"Merciful heavens!" exclaimed Adeline; "how can I retain you in my service? You have belonged to a class—oh! no—it is impossible—impossible!"

"I do not wish to insult your feelings, young woman," said Lord Ravensworth; "especially since you manifest so praiseworthy a desire to retrieve your character. But you must perceive the impossibility, as her ladyship observes, of retaining you in our service. You might be known—recognised——"

"I understand your lordship," interrupted Lydia, bitterly; "I might be recognised as an unhappy creature who had once earned a livelihood by parading the public streets. That is scarcely probable:—I am much changed since then. The kindness of an excellent lady has enabled me to recruit my strength and to recover a healthy appearance. Yes—I must be altered; for your lordship does not perceive in me the poor miserable starving wretch who some few months since accosted her ladyship in Saint James's Street."

"Ah! I recollect," exclaimed the nobleman, as the incident flashed to his mind. "I only observed you for a moment on that occasion; but still—so miserable was your appearance—it made an impression on my mind. Yes—you are indeed changed! Nevertheless, those who saw you in an unhappy career, before you became so reduced as you were on the occasion which you have mentioned, might recognise you. And—pardon my frankness, young woman; but the subject admits not of the measurement of words—what would be thought of me—of my wife—of all the other members of my household——"

"If I were seen in your establishment, your lordship would add," exclaimed Lydia. "I admit the truth of all your lordship states: still my wish to remain a member of that establishment is unchanged.
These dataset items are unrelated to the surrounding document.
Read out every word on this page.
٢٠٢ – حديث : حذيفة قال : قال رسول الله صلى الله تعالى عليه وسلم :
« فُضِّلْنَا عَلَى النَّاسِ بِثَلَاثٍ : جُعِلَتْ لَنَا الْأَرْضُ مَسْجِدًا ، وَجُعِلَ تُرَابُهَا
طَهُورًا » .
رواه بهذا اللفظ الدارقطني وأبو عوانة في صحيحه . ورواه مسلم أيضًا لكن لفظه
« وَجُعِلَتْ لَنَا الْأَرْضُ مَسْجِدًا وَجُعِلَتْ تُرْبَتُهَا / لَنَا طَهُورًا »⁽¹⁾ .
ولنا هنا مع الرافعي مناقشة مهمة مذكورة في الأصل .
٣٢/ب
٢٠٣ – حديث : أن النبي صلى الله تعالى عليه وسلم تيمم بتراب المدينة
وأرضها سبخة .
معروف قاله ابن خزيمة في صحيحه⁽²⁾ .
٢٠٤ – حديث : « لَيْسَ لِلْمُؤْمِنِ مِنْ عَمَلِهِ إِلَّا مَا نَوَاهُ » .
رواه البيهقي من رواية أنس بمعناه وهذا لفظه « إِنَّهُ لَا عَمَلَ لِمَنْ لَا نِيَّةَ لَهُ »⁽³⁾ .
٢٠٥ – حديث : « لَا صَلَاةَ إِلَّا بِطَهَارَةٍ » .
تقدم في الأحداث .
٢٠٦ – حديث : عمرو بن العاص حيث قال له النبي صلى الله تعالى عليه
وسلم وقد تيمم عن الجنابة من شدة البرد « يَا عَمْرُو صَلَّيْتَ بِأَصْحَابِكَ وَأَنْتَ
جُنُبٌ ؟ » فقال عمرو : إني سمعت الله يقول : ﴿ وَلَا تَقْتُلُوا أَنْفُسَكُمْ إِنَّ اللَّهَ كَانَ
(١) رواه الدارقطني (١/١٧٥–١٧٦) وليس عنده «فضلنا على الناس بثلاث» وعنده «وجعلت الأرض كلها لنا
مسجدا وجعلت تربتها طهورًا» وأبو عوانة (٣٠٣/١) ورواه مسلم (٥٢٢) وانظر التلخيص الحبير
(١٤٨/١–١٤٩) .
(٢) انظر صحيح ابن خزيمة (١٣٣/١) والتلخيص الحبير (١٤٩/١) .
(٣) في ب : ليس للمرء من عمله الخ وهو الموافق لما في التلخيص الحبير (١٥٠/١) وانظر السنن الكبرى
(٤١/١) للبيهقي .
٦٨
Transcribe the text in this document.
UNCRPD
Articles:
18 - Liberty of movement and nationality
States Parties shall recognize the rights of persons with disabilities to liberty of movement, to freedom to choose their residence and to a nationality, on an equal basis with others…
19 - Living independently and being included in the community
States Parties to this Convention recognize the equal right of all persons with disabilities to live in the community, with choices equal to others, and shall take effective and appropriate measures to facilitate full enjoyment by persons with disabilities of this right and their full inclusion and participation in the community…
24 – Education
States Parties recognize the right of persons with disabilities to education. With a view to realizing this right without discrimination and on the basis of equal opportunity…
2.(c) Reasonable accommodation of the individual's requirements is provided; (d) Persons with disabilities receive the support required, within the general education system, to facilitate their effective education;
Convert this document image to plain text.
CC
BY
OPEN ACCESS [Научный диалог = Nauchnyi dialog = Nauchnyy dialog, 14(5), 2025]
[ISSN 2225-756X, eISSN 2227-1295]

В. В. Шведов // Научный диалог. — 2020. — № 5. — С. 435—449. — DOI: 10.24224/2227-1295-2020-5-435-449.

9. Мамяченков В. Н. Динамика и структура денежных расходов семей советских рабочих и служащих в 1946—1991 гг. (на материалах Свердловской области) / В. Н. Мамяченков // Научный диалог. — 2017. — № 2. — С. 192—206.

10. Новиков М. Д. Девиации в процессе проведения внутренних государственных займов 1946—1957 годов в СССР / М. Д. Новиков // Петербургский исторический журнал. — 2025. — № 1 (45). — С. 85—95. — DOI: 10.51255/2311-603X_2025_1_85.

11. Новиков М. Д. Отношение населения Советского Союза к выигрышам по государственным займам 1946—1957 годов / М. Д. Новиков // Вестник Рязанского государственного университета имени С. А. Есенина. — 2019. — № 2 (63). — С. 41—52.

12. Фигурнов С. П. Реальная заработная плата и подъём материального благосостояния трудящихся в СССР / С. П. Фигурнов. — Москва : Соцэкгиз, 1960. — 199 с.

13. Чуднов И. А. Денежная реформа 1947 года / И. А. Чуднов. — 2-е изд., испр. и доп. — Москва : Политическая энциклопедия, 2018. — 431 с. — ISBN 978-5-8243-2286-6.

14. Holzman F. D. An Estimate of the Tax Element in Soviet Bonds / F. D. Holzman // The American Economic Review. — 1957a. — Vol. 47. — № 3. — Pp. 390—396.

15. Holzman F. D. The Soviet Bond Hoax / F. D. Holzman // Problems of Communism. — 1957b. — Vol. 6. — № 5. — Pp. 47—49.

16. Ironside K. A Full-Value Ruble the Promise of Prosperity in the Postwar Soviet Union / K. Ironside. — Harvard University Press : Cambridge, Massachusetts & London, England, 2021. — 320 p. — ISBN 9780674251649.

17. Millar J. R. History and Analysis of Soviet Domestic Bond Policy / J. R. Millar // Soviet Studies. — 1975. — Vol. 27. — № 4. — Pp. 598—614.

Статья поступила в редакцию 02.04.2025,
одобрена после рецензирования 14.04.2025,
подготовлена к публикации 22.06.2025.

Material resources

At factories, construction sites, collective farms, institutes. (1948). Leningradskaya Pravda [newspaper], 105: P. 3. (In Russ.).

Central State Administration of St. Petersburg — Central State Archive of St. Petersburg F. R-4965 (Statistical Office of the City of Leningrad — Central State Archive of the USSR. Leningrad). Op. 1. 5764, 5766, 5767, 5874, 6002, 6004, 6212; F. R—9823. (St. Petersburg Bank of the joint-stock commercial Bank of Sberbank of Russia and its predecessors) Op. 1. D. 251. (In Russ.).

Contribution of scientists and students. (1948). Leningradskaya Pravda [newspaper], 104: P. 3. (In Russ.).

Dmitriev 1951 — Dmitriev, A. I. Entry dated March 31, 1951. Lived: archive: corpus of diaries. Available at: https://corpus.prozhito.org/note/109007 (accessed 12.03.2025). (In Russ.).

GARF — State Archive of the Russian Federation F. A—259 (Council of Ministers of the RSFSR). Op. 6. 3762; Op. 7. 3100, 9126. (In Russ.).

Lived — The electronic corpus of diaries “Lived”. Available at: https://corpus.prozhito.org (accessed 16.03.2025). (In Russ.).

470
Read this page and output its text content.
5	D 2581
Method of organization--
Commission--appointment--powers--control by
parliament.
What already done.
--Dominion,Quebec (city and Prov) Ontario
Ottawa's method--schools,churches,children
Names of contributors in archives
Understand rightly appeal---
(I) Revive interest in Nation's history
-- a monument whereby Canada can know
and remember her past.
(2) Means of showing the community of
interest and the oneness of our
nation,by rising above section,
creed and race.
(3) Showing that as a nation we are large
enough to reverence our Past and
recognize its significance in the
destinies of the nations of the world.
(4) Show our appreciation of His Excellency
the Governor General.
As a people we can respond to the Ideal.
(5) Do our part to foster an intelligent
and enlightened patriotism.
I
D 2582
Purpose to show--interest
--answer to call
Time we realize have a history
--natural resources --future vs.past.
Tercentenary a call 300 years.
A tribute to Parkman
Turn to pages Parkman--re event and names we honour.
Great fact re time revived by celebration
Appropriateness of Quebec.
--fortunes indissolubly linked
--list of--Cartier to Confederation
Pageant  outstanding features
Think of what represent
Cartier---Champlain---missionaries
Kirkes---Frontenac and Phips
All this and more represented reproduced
For—as your lordship may have ere now gathered from our conversation—it was her ladyship who first placed me in those paths which led to my ruin; and it must be her ladyship who shall aid me in earning an honourable character once more."

"But this punishment is too severe!" exclaimed Adeline, almost wringing her hands; for she perceived how completely the honour of two families was in Lydia's power.

"Consider, I implore you, the position of my wife," said the nobleman: "in a few weeks she will become a mother!"

"My lord, her ladyship never had any consideration for me, from the first moment that I ceased to be useful to her," returned Lydia, with inexorable firmness; "and I cannot consent to sacrifice what I consider to be my own interests to her ladyship's wishes now."

Then Lydia Hutchinson rose, as if to intimate that her determination was unchangeable; and that obscure girl was enabled to dictate her own terms to the noble peer and the proud peeress.

"It must be so, then—it must be so," said Lord Ravensworth, with a vexation of manner which he could not conceal. "You shall have an apartment in my establishment and handsome wages:—all I exact is that you do not force your attentions on her ladyship save when she demands them."